In januari 2010 heeft de DGA alle aandelen in de BV X geleverd aan Q BV. In mei 2010 heeft Q BV de nieuwe onroerende zaak aan BV X geleverd. De koopsom is deels voldaan door overname van hypothecaire schulden. Voor het overige is BV X, de koper, de koopsom schuldig gebleven.
Bij de aangifte voor de vennootschapsbelasting over het jaar 2009 heeft BV X de boekwinst van een bedrag van € 1.277.219 aan de herinvesteringsreserve (HIR) toegevoegd en een bedrag van € 1.487.530 van de HIR afgeboekt op de aanschaffingskosten van de nieuwe onroerende zaak. De Belastingdienst gaat daar niet in mee.
Belastingdienst haalt streep door HIR
In geschil is nu of de Inspecteur terecht de aanwending van de HIR heeft gecorrigeerd en een bedrag van € 1.277.219 tot de belastbare winst heeft gerekend.
Oordeel Hof: er was sprake van een herinvesteringsvoornemen…
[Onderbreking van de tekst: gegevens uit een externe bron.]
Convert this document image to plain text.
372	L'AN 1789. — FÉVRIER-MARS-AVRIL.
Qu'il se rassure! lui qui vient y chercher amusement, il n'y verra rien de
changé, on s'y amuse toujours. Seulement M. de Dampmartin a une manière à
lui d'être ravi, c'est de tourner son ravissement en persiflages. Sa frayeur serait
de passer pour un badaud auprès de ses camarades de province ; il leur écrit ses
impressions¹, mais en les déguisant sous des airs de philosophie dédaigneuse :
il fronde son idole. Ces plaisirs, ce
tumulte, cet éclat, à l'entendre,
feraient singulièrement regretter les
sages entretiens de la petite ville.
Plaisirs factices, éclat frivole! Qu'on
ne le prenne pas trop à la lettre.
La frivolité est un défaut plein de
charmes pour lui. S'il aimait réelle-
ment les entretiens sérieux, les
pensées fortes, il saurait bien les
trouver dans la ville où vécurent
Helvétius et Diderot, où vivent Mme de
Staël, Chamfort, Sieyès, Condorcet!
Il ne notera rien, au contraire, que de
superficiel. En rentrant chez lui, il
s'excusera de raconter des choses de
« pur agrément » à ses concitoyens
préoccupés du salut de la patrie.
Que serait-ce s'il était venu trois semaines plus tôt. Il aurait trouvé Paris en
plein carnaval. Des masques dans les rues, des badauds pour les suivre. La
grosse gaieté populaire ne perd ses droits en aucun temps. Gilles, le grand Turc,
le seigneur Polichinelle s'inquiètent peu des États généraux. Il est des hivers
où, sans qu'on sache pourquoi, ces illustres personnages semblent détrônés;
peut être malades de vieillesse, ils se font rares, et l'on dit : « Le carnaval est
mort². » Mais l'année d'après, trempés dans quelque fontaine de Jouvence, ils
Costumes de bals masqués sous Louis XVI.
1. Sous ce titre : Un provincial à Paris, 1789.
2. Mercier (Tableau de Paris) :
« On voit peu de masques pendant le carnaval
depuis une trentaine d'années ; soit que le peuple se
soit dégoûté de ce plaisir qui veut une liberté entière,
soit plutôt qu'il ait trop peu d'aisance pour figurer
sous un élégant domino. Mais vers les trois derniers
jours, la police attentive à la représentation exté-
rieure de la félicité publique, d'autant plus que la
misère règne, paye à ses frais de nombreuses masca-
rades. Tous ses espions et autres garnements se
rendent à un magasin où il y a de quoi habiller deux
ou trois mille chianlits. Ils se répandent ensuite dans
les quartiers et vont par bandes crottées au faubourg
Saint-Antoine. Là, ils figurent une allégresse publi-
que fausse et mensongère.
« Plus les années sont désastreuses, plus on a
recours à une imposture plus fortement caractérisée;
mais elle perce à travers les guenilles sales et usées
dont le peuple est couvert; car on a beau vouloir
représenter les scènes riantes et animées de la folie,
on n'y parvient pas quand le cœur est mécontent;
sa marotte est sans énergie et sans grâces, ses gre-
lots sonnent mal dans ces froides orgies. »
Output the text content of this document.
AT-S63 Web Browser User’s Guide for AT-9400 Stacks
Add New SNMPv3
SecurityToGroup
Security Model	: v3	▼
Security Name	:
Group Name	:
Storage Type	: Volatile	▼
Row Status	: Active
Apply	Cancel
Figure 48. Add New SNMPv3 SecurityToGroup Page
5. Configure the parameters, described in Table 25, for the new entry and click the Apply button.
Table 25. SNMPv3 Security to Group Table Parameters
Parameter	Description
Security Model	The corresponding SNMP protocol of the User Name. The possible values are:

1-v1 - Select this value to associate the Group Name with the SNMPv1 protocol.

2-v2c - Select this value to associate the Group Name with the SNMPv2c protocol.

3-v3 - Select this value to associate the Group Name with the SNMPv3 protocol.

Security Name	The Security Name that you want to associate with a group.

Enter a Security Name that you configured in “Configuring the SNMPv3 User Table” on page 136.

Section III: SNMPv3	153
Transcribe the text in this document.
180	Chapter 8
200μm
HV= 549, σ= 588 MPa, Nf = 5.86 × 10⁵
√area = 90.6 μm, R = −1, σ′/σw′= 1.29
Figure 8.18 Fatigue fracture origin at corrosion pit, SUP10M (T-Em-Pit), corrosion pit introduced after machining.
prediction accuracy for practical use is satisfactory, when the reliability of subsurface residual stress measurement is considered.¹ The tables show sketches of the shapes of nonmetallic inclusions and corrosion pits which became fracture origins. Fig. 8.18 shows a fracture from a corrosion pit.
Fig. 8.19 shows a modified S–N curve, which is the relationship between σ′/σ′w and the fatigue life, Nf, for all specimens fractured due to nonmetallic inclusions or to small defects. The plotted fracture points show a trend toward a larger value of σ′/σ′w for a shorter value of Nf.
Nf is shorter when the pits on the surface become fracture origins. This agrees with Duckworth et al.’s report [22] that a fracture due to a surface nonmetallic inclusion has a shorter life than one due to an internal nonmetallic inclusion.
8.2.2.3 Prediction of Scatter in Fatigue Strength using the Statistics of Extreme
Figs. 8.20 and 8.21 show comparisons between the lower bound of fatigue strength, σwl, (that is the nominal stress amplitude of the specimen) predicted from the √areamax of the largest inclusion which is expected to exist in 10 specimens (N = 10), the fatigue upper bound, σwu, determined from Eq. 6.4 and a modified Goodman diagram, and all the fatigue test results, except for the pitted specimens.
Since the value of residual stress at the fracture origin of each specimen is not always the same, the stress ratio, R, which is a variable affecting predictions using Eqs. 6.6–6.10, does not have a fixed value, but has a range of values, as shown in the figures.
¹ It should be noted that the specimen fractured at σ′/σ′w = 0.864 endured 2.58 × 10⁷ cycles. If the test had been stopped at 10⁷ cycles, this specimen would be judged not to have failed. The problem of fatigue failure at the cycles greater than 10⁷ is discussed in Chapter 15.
Het Hof verwijst naar artikel 3.54, lid 1, van de Wet op de inkomstenbelasting 2001 (Wet IB 2001) die de mogelijkheid biedt tot het vormen van een herinvesteringsreserve indien de verkoopopbrengst meer dan de boekwaarde is. Voorwaarde is wel dat er een voornemen tot herinvestering is. De bewijslast rust op de persoon die de HIR claimt, in dit geval dus BV X. Het Hof vindt dat BV X heeft aangetoond dat ten tijde van de verkoop van de oude onroerende zaak een herinvesteringsvoornemen aanwezig was.
Maar…..
Volgens het Hof is er echter sprake van een constructie van opeenvolgende transacties waarbij voorafgaand aan de belangenwijziging, die Q BV en de DGA uiterlijk op 1 december 2009 mondeling zijn overeengekomen, op 2 december 2009 de nieuwe onroerende zaak is verworven. Er bestaat een rechtstreekse samenhang tussen de verkoop en de levering van de aandelen in BV X en de koop en eigendomsverkrijging van de nieuwe onroerende zaak door BV X. De HIR is gebruikt door de nieuwe aandeelhouder van BV X, Q BV. Het hoofddoel van de transacties was het voorkomen dat HIR aan de winst van BV X. werd toegevoegd.
Van belang was de korte tijd tussen de diverse transacties, en dat de dga niet bij prijs- en andere onderhandelingen was betrokken.